First, look hard at that list of subsets for n = 4.
- It's made up of two sublists, call them sublist A and sublist B. None of the subsets in sublist A contains a 4; all
of the subsets in sublist B do.
- Sublist A is just the list of subsets for n = 3. It's all possible non-empty subsets of
{1, 2, 3}.
- Sublist B is that same n = 3 list, but with a 4 inserted into each subset …
- … and with the extra subset {4}. That comes from inserting a 4 into the null subset {}. Since we're only
interested in non-empty subsets, {} doesn't make an appearance in sublist A.
- Plainly S(4) is just the sum of the reciprocals of the products of the members of each subset of sublist A plus the sum of
the reciprocals of the products of the members of each subset of sublist B.

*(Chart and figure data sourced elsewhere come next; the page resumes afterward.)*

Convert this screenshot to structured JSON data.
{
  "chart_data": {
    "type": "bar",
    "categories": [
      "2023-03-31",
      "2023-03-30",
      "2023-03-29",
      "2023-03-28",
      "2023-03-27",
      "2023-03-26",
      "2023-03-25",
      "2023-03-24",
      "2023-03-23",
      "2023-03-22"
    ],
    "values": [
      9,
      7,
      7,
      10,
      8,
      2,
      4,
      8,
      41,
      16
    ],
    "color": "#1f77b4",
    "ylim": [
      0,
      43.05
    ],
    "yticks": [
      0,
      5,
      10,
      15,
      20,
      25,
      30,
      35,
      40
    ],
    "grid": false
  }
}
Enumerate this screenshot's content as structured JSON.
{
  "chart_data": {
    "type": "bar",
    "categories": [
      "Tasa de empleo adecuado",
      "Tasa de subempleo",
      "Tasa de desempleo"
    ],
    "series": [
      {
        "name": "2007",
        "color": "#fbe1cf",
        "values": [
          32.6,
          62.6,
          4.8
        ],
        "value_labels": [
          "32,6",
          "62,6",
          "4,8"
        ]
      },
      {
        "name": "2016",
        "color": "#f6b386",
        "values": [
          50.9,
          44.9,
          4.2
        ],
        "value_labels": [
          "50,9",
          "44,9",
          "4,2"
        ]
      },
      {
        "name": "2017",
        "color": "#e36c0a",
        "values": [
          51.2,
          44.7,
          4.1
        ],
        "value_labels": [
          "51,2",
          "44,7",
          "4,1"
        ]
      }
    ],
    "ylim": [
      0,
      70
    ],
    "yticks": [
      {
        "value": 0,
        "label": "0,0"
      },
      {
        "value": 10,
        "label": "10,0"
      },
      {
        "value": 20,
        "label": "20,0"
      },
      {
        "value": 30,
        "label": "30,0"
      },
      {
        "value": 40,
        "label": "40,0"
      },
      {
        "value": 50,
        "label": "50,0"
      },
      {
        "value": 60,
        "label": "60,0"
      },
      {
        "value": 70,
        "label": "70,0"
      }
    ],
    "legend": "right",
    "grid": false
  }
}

- The first sum there is just S(3).
- Since each subset in sublist B except {4} is just some corresponding subset from the n = 3 list, but with a 4
inserted, the sum of the reciprocals of the products of the members of each subset of sublist B is S(3) / 4 …
- … plus an extra 1/4 from {4}.
- So S(4) = S(3) + S(3) / 4 + 1/4, which is 4.
With all that in mind, proof by induction looks promising for the general case.
Reminder: If we have to prove that some statement is true for all integers n, we can
- Prove it true for n = 1, then
- Prove that if it is true for some integer n, then it must also be true for n + 1.
That is proof by induction.
The statement we have to prove is that S(n), as defined — the sum of the reciprocals of the products of the members of each non-empty subset of {1, 2, 3, …, n} — is equal to n.
To prove that by induction we have to show that
- S(1) = 1, and
- If S(n) = n for some integer n, then S(n + 1) must be n + 1.
If n = 1, the only non-empty subset is {1}, the "product" (with only one number in the subset, we don't have to do any actual multiplying) is 1, and the reciprocal is 1, so the statement is true. Halfway there!
For some n greater than 1 we can follow the logic of n = 4: divide the list of subsets into sublist A (no subset contains n) and sublist B (every subset contains n). This easily yields the corresponding result:
S(n + 1) = S(n) + S(n) / (n + 1) + 1 / (n + 1)
Here induction kicks in. If S(n) = n, that works out to n + 1. QED.